Purpose

Phylogenomics offers the possibility of helping to resolve the Tree of Life. To do this, we often need either very cheap sources of organismal genome data or decent methods of subsetting larger genomes (e.g., vertebrates; 1 Gbp) such that we can collect data from across the genome in an efficient and economical fashion, find the regions of each genome that are shared among organisms, and attempt to infer the evolutionary history of the organisms in which we’re interested using the data we collect.

Genome reduction techniques offer one way to collect these types of data from both small- and large-genome organisms. These “reduction” techniques include various flavors of amplicon sequencing, RAD-seq (Restriction site Associated DNA markers), RNA-seq (transcriptome sequencing), and sequence capture methods.

phyluce is a software package for working with data generated from sequence capture of UCE (ultra-conserved element) loci, as first published in [BCF2012]. Specifically, phyluce is a suite of programs to:

  • assemble raw sequence reads from Illumina platforms into contigs
  • determine which contigs represent UCE loci
  • filter potentially paralagous UCE loci
  • generate different sets of UCE loci across taxa of interest

Additionally, phyluce is capable of the following tasks, which are generally suited to any number of phylogenomic analyses:

  • produce large-scale alignments of these loci in parallel
  • manipulate alignment data prior to further analysis
  • convert alignment data between formats
  • compute statistics on alignments and other data

phyluce is written to process data/individuals/samples/species in parallel, where possible, to speed execution. Parallelism is achieved through the use of the Python multiprocessing module, and most computations are suited to workstation-class machines or servers (i.e., rather than clusters). Where cluster-based analyses are needed, phyluce will produce the necessary outputs for input to the cluster/program that you are running so that you can setup the run according to your cluster design, job scheduling system, etc. Clusters are simply too heterogenous to do a good job at this part of the analytical workflow.

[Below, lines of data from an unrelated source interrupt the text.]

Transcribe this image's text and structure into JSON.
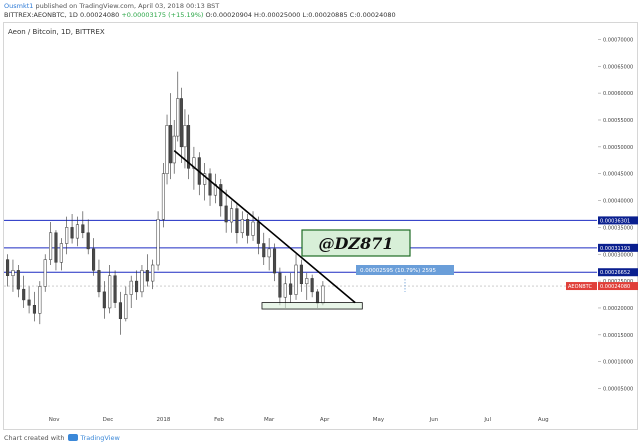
{
  "header": {
    "author": "Ousmkt1",
    "published": "published on TradingView.com, April 03, 2018 00:13 BST",
    "symbol_line": "BITTREX:AEONBTC, 1D",
    "price": "0.00024080",
    "change": "+0.00003175 (+15.19%)",
    "ohlc": "O:0.00020904 H:0.00025000 L:0.00020885 C:0.00024080"
  },
  "footer": {
    "prefix": "Chart created with",
    "brand": "TradingView"
  },
  "colors": {
    "blue_line": "#1d2bc2",
    "candle_up": "#ffffff",
    "candle_down": "#4a4a4a",
    "trend": "#000000",
    "watermark_bg": "#d8efd8",
    "watermark_border": "#1f6b24",
    "badge_blue": "#0a1f8f",
    "badge_red": "#e0403a",
    "measure": "#6a9ed9"
  },
  "chart_data": {
    "type": "candlestick",
    "title": "Aeon / Bitcoin, 1D, BITTREX",
    "x_ticks": [
      "Nov",
      "Dec",
      "2018",
      "Feb",
      "Mar",
      "Apr",
      "May",
      "Jun",
      "Jul",
      "Aug"
    ],
    "y_ticks": [
      "0.00070000",
      "0.00065000",
      "0.00060000",
      "0.00055000",
      "0.00050000",
      "0.00045000",
      "0.00040000",
      "0.00035000",
      "0.00030000",
      "0.00025000",
      "0.00020000",
      "0.00015000",
      "0.00010000",
      "0.00005000"
    ],
    "ylim": [
      1e-05,
      0.000725
    ],
    "horizontal_lines": [
      {
        "value": 0.00036301,
        "label": "0.00036301"
      },
      {
        "value": 0.00031193,
        "label": "0.00031193"
      },
      {
        "value": 0.00026652,
        "label": "0.00026652"
      }
    ],
    "last_price": {
      "value": 0.0002408,
      "symbol": "AEONBTC",
      "label": "0.00024080"
    },
    "measure_label": "0.00002595 (10.79%) 2595",
    "watermark": "@DZ871",
    "trendline": {
      "from": [
        "2018-01-07",
        0.000493
      ],
      "to": [
        "2018-04-18",
        0.00021
      ]
    },
    "support_box": {
      "from": [
        "2018-02-25",
        0.00021
      ],
      "to": [
        "2018-04-22",
        0.000198
      ]
    },
    "candles": [
      {
        "x": "2017-10-06",
        "o": 0.00029,
        "h": 0.0003,
        "l": 0.00024,
        "c": 0.00026
      },
      {
        "x": "2017-10-09",
        "o": 0.00026,
        "h": 0.00029,
        "l": 0.00023,
        "c": 0.00027
      },
      {
        "x": "2017-10-12",
        "o": 0.00027,
        "h": 0.00028,
        "l": 0.00022,
        "c": 0.000235
      },
      {
        "x": "2017-10-15",
        "o": 0.000235,
        "h": 0.00026,
        "l": 0.0002,
        "c": 0.000215
      },
      {
        "x": "2017-10-18",
        "o": 0.000215,
        "h": 0.00024,
        "l": 0.00019,
        "c": 0.000205
      },
      {
        "x": "2017-10-21",
        "o": 0.000205,
        "h": 0.00023,
        "l": 0.000175,
        "c": 0.00019
      },
      {
        "x": "2017-10-24",
        "o": 0.00019,
        "h": 0.00025,
        "l": 0.00017,
        "c": 0.00024
      },
      {
        "x": "2017-10-27",
        "o": 0.00024,
        "h": 0.0003,
        "l": 0.00023,
        "c": 0.00029
      },
      {
        "x": "2017-10-30",
        "o": 0.00029,
        "h": 0.00036,
        "l": 0.00028,
        "c": 0.00034
      },
      {
        "x": "2017-11-02",
        "o": 0.00034,
        "h": 0.000345,
        "l": 0.00027,
        "c": 0.000285
      },
      {
        "x": "2017-11-05",
        "o": 0.000285,
        "h": 0.00033,
        "l": 0.00027,
        "c": 0.00032
      },
      {
        "x": "2017-11-08",
        "o": 0.00032,
        "h": 0.00037,
        "l": 0.0003,
        "c": 0.00035
      },
      {
        "x": "2017-11-11",
        "o": 0.00035,
        "h": 0.000375,
        "l": 0.00032,
        "c": 0.00033
      },
      {
        "x": "2017-11-14",
        "o": 0.00033,
        "h": 0.00037,
        "l": 0.000315,
        "c": 0.000355
      },
      {
        "x": "2017-11-17",
        "o": 0.000355,
        "h": 0.00038,
        "l": 0.00033,
        "c": 0.00034
      },
      {
        "x": "2017-11-20",
        "o": 0.00034,
        "h": 0.000365,
        "l": 0.0003,
        "c": 0.00031
      },
      {
        "x": "2017-11-23",
        "o": 0.00031,
        "h": 0.00033,
        "l": 0.00026,
        "c": 0.00027
      },
      {
        "x": "2017-11-26",
        "o": 0.00027,
        "h": 0.00029,
        "l": 0.00022,
        "c": 0.00023
      },
      {
        "x": "2017-11-29",
        "o": 0.00023,
        "h": 0.00025,
        "l": 0.00018,
        "c": 0.0002
      },
      {
        "x": "2017-12-02",
        "o": 0.0002,
        "h": 0.00028,
        "l": 0.00019,
        "c": 0.00026
      },
      {
        "x": "2017-12-05",
        "o": 0.00026,
        "h": 0.00027,
        "l": 0.0002,
        "c": 0.00021
      },
      {
        "x": "2017-12-08",
        "o": 0.00021,
        "h": 0.00023,
        "l": 0.00015,
        "c": 0.00018
      },
      {
        "x": "2017-12-11",
        "o": 0.00018,
        "h": 0.00024,
        "l": 0.000175,
        "c": 0.000225
      },
      {
        "x": "2017-12-14",
        "o": 0.000225,
        "h": 0.00026,
        "l": 0.0002,
        "c": 0.00025
      },
      {
        "x": "2017-12-17",
        "o": 0.00025,
        "h": 0.00027,
        "l": 0.000215,
        "c": 0.00023
      },
      {
        "x": "2017-12-20",
        "o": 0.00023,
        "h": 0.00028,
        "l": 0.00022,
        "c": 0.00027
      },
      {
        "x": "2017-12-23",
        "o": 0.00027,
        "h": 0.0003,
        "l": 0.00024,
        "c": 0.00025
      },
      {
        "x": "2017-12-26",
        "o": 0.00025,
        "h": 0.00029,
        "l": 0.000235,
        "c": 0.00028
      },
      {
        "x": "2017-12-29",
        "o": 0.00028,
        "h": 0.00038,
        "l": 0.00027,
        "c": 0.000365
      },
      {
        "x": "2018-01-01",
        "o": 0.000365,
        "h": 0.00047,
        "l": 0.00035,
        "c": 0.00045
      },
      {
        "x": "2018-01-03",
        "o": 0.00045,
        "h": 0.00056,
        "l": 0.00043,
        "c": 0.00054
      },
      {
        "x": "2018-01-05",
        "o": 0.00054,
        "h": 0.0006,
        "l": 0.00044,
        "c": 0.00047
      },
      {
        "x": "2018-01-07",
        "o": 0.00047,
        "h": 0.00055,
        "l": 0.00045,
        "c": 0.00052
      },
      {
        "x": "2018-01-09",
        "o": 0.00052,
        "h": 0.00064,
        "l": 0.00051,
        "c": 0.00059
      },
      {
        "x": "2018-01-11",
        "o": 0.00059,
        "h": 0.00061,
        "l": 0.00047,
        "c": 0.0005
      },
      {
        "x": "2018-01-13",
        "o": 0.0005,
        "h": 0.00057,
        "l": 0.00046,
        "c": 0.00054
      },
      {
        "x": "2018-01-15",
        "o": 0.00054,
        "h": 0.00056,
        "l": 0.00044,
        "c": 0.00046
      },
      {
        "x": "2018-01-18",
        "o": 0.00046,
        "h": 0.0005,
        "l": 0.00042,
        "c": 0.00048
      },
      {
        "x": "2018-01-21",
        "o": 0.00048,
        "h": 0.00049,
        "l": 0.00041,
        "c": 0.00043
      },
      {
        "x": "2018-01-24",
        "o": 0.00043,
        "h": 0.00047,
        "l": 0.0004,
        "c": 0.00045
      },
      {
        "x": "2018-01-27",
        "o": 0.00045,
        "h": 0.00046,
        "l": 0.00039,
        "c": 0.00041
      },
      {
        "x": "2018-01-30",
        "o": 0.00041,
        "h": 0.00045,
        "l": 0.000395,
        "c": 0.00043
      },
      {
        "x": "2018-02-02",
        "o": 0.00043,
        "h": 0.00044,
        "l": 0.00037,
        "c": 0.00039
      },
      {
        "x": "2018-02-05",
        "o": 0.00039,
        "h": 0.00042,
        "l": 0.00034,
        "c": 0.00036
      },
      {
        "x": "2018-02-08",
        "o": 0.00036,
        "h": 0.0004,
        "l": 0.00034,
        "c": 0.000385
      },
      {
        "x": "2018-02-11",
        "o": 0.000385,
        "h": 0.000395,
        "l": 0.00032,
        "c": 0.00034
      },
      {
        "x": "2018-02-14",
        "o": 0.00034,
        "h": 0.00038,
        "l": 0.00033,
        "c": 0.000365
      },
      {
        "x": "2018-02-17",
        "o": 0.000365,
        "h": 0.000375,
        "l": 0.00032,
        "c": 0.000335
      },
      {
        "x": "2018-02-20",
        "o": 0.000335,
        "h": 0.00038,
        "l": 0.000325,
        "c": 0.00036
      },
      {
        "x": "2018-02-23",
        "o": 0.00036,
        "h": 0.00037,
        "l": 0.0003,
        "c": 0.00032
      },
      {
        "x": "2018-02-26",
        "o": 0.00032,
        "h": 0.00034,
        "l": 0.00028,
        "c": 0.000295
      },
      {
        "x": "2018-03-01",
        "o": 0.000295,
        "h": 0.00033,
        "l": 0.00027,
        "c": 0.00031
      },
      {
        "x": "2018-03-04",
        "o": 0.00031,
        "h": 0.00032,
        "l": 0.00025,
        "c": 0.000265
      },
      {
        "x": "2018-03-07",
        "o": 0.000265,
        "h": 0.000275,
        "l": 0.000205,
        "c": 0.00022
      },
      {
        "x": "2018-03-10",
        "o": 0.00022,
        "h": 0.00026,
        "l": 0.0002,
        "c": 0.000245
      },
      {
        "x": "2018-03-13",
        "o": 0.000245,
        "h": 0.000265,
        "l": 0.00021,
        "c": 0.000225
      },
      {
        "x": "2018-03-16",
        "o": 0.000225,
        "h": 0.0003,
        "l": 0.000215,
        "c": 0.00028
      },
      {
        "x": "2018-03-19",
        "o": 0.00028,
        "h": 0.00029,
        "l": 0.00023,
        "c": 0.000245
      },
      {
        "x": "2018-03-22",
        "o": 0.000245,
        "h": 0.000265,
        "l": 0.000215,
        "c": 0.000255
      },
      {
        "x": "2018-03-25",
        "o": 0.000255,
        "h": 0.000262,
        "l": 0.00022,
        "c": 0.00023
      },
      {
        "x": "2018-03-28",
        "o": 0.00023,
        "h": 0.000235,
        "l": 0.0002,
        "c": 0.000209
      },
      {
        "x": "2018-03-31",
        "o": 0.000209,
        "h": 0.00025,
        "l": 0.000205,
        "c": 0.000241
      }
    ]
  }
}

Short-term goals (v1.4.x+)

We are currently working on a new release (this documentation) to:

  • ease the burden of installing dependencies using conda
  • standardize parameters input to various analyses
  • improve logging of what is going on
  • improve and standardize the documentation

Longer-term goals (v2.0.0+ and beyond)

We are also working towards adding:

  • simplify the CLI (command-line interface) of phyluce
  • improve test coverage of the code by unittests
  • SNP-calling pipelines (sensu [BTS2013])
  • sequence capture bait design
  • identification of UCE loci

Much of this code is already written and in use by several of the Contributed to the code. As we test and improve these functions, we will add them to the code in the future.

Who wrote this?

This documentation was written primarily by Brant Faircloth (http://faircloth-lab.org). Brant is also responsible for the development of most of the phyluce code. Bugs within the code are usually his.

You can find additional authors and contributors in the Attributions section.

How do I report bugs?

To report a bug, please post an issue to https://github.com/faircloth-lab/phyluce/issues. Please also ensure that you are using one of the “supported” platforms:

  • Apple OSX 10.9.x
  • CentOS 6.x
  • Ubuntu 14.04 LTS

and that you have installed phyluce and dependencies using conda as described in the Installation section.